Ein zweiter ausführlicher Beitrag im Heft wirft einen kritischen Blick auf den Zustand der gegenwärtigen Diskurskultur. Die Defizite sind offensichtlich: Während anhaltende und neue Krisen dringender denn je nach kohärenten Lösungsstrategien verlangen, stehen sich in Politik, Zivilgesellschaft, ja selbst im Freundeskreis konträre Meinungen gegenüber. "Produktives Streiten" heißt der jüngste Band der gbs-Schriftenreihe, mit dem die Autoren Tobias Wolfram, Felix Urban, Michael Tezak und Johannes Kurzbuch angetreten sind, um "Auswege aus einer defizitären Debattenkultur" (so der Untertitel) aufzuzeigen. Diesem Aufruf zum Diskurs sind Adriano Mannino und Marina Moreno mit einem Artikel gefolgt, der die Thesen des Bandes nachzeichnet und diskutiert.
Hinsichtlich der Möglichkeit, eine produktive öffentliche politische Streitkultur zu etablieren, zeigen sich Mannino und Moreno jedoch weniger optimistisch als die Buchautoren. Während diese etwa empfehlen, den öffentlichen und privaten Diskurs durch ein neues Verständnis von Gruppenzugehörigkeiten und Toleranz neu zu gestalten, bezweifeln Mannino und Moreno, dass dies gelingen kann. Es sei fraglich, ob die Vorschläge die tieferen Ursachen der Problemdynamiken verändern könnten – und ob dies überhaupt wünschenswert wäre.

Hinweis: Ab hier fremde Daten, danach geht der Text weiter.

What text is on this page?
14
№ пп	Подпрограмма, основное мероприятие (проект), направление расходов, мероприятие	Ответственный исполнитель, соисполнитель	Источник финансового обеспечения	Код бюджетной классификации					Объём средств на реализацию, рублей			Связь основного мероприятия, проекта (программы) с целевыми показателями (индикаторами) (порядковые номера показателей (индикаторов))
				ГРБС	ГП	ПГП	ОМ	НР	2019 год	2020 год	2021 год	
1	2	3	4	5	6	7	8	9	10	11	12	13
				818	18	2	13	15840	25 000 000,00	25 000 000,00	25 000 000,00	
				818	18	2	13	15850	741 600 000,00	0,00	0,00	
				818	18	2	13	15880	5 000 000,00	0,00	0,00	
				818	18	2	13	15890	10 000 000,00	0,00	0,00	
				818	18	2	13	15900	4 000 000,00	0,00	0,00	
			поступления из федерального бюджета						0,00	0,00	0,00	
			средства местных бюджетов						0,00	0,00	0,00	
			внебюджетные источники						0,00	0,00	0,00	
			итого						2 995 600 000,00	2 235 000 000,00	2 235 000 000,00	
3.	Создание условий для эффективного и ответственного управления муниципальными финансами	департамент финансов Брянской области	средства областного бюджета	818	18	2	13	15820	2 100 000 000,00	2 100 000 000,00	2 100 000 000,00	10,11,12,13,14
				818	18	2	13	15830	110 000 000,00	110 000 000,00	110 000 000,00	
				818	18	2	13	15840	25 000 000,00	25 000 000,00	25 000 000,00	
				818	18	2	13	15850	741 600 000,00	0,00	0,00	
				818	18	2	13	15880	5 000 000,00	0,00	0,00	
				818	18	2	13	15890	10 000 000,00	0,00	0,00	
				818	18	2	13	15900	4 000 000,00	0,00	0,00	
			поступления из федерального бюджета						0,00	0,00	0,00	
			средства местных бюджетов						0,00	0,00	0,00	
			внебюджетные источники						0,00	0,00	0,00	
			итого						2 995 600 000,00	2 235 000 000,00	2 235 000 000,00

Als Beispiel verweisen sie darauf, dass nach ihrer Einschätzung religiöse Themen vor allem im politischen Diskurs kaum eine positive Erfolgsbilanz aufwiesen. Es könne also sehr vernünftig sein, sie aus dem Diskurs herauszuhalten. Auf der anderen Seite gebe es Fälle, in denen sich die Ausblendung irrationaler Einstellungen mit starken sozialen Negativanreizen aus dem Diskurs – manche mögen es als "Canceln" bezeichnen – positiv ausgewirkt habe. Dass man sich zumindest in Deutschland in der politischen Öffentlichkeit eher ins Abseits manövriere, wenn man versuche, mit religiös-fundamentalistischen Ansichten Politik zu betreiben, werten die beiden als Fortschritt. In diesem Punkt ist ihnen tendenziell ebenso zuzustimmen wie zu ihrem Wunsch, dass sich eine Parteinahme für Homöopathie, Impfablehnung oder andere pseudowissenschaftliche Überzeugungen im öffentlichen Diskurs ebenso isolierend auswirkt.
Auch in ethischen Fragen werden heute so manche Ansichten zu Recht geächtet, die vor gar nicht so langer Zeit noch als völlig legitim galten, man denke hier an die Rechtfertigung von häuslicher Gewalt. Es wäre ein "statistisches Wunder", wenn ausgerechnet wir als erste Generation in dieser Hinsicht ein "Ende der Meinungsgeschichte" erreicht hätten. Ob eine bestimmte Cancel-Forderung gerechtfertigt ist, lässt sich jedoch nicht auf der Meta-Ebene klären, auf der die Buchautoren argumentierten. Dazu müsse man auf der Sachebene argumentieren, dass die fraglichen Sprechakte keine Grundrechte bedrohen.
Karl Popper empfahl, falsche Ideen sterben zu lassen, ehe Menschen wegen falscher Ideen sterben. Bestimmte Ideen als falsch zu erkennen, dazu "leistet das Buch von Wolfram, Urban, Tezak und Kurzbuch einen sehr wertvollen Beitrag", resümieren Mannino und Moreno. Gleichwohl bekunden sie ihre Zweifel an der epistemischen Optimierbarkeit insbesondere des politischen Diskurses. Eine Debatte, der eine fruchtbare Fortsetzung zu wünschen ist.